21 juillet 2026
befe67a1-acef-4884-9b60-50d1a7d2eef1

Durée des sessions parlementaires au Cameroun : Guibai Gatama interroge l’efficacité de l’Assemblée nationale

Au Cameroun, la durée limitée des sessions parlementaires suscite des interrogations sur la capacité de l’Assemblée nationale à exercer pleinement ses fonctions constitutionnelles.

Le journaliste Guibai Gatama s’interroge sur l’efficacité de l’Assemblée nationale du Cameroun. Selon lui, le calendrier actuel, composé de trois sessions ordinaires de 30 jours par an, ne permet pas aux députés d’accomplir leurs missions essentielles : contrôle de l’action gouvernementale, vote des lois et représentation des citoyens.

En réalité, les sessions plénières ne durent souvent que une quinzaine de jours, soit un total d’environ un mois et demi de travaux effectifs sur l’ensemble de l’année. Une période jugée insuffisante face aux défis majeurs auxquels le pays est confronté.

Un calendrier parlementaire en décalage avec les réalités africaines

Pour étayer ses critiques, le journaliste établit une comparaison avec d’autres pays du continent. Au Tchad, au Sénégal et en Côte d’Ivoire, les parlements siègent entre huit et neuf mois par an. Le Nigeria, quant à lui, fonctionne presque en continu, offrant à ses représentants un cadre propice à un travail législatif approfondi.

Cette différence de rythme soulève des questions sur l’adéquation du modèle camerounais avec les besoins d’une démocratie moderne et réactive.

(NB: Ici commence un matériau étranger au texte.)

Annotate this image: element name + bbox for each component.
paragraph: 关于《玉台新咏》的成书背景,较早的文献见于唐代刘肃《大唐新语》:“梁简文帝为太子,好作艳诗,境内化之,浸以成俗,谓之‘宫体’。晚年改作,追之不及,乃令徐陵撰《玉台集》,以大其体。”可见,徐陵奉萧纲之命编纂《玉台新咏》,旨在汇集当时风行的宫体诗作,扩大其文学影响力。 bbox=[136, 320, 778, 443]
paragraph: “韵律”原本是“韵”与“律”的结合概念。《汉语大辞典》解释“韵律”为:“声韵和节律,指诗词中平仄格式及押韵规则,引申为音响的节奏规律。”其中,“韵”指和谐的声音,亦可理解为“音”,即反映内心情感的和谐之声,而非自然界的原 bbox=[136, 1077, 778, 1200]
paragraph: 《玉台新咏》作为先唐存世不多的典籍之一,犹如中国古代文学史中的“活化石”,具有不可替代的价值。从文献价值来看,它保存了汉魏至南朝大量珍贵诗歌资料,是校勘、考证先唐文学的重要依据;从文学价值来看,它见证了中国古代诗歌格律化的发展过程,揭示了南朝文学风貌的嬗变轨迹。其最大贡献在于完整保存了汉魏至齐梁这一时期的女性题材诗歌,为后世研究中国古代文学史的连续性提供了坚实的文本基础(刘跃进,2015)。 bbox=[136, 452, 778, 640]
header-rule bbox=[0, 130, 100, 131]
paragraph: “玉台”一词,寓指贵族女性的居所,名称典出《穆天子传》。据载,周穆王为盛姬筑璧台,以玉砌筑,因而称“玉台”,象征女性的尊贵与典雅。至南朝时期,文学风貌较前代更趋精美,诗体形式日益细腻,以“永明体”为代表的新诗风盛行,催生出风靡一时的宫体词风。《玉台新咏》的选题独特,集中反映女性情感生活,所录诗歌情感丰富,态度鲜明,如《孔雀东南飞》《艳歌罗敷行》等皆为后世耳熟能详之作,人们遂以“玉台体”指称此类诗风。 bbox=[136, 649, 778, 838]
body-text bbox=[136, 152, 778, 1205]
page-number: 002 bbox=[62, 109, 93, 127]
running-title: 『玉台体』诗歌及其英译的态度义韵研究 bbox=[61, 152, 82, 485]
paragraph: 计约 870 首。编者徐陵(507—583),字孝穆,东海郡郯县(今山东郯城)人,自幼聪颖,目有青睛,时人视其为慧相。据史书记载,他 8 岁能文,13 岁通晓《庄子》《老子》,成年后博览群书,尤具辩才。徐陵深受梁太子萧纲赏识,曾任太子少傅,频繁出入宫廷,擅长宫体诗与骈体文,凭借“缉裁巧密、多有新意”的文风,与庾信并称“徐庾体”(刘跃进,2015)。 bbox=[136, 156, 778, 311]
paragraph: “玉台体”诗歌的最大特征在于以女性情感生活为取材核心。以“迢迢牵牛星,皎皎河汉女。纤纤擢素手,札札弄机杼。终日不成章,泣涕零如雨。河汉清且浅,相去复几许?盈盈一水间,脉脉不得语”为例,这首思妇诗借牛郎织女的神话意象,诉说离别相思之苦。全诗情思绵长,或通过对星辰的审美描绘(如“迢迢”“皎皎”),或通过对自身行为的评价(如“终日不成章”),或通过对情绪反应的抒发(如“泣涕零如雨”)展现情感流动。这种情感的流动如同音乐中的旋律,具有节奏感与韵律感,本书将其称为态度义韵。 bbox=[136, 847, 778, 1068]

Vers une réforme du calendrier législatif ?

Guibai Gatama appelle à l’ouverture d’un débat national sur la durée des sessions parlementaires. Il estime que l’Assemblée nationale donne l’impression de « vivre en marge de la Nation » et que ses travaux doivent davantage refléter les attentes des citoyens.

Une réforme du calendrier législatif permettrait selon lui de :

  • Renforcer le contrôle de l’action publique en offrant aux députés plus de temps pour examiner les politiques gouvernementales ;
  • Améliorer l’examen des textes de loi, en évitant les rushs de dernière minute souvent source d’imperfections ;
  • Rapprocher les institutions des préoccupations quotidiennes des Camerounais, en garantissant une présence accrue des élus sur le terrain.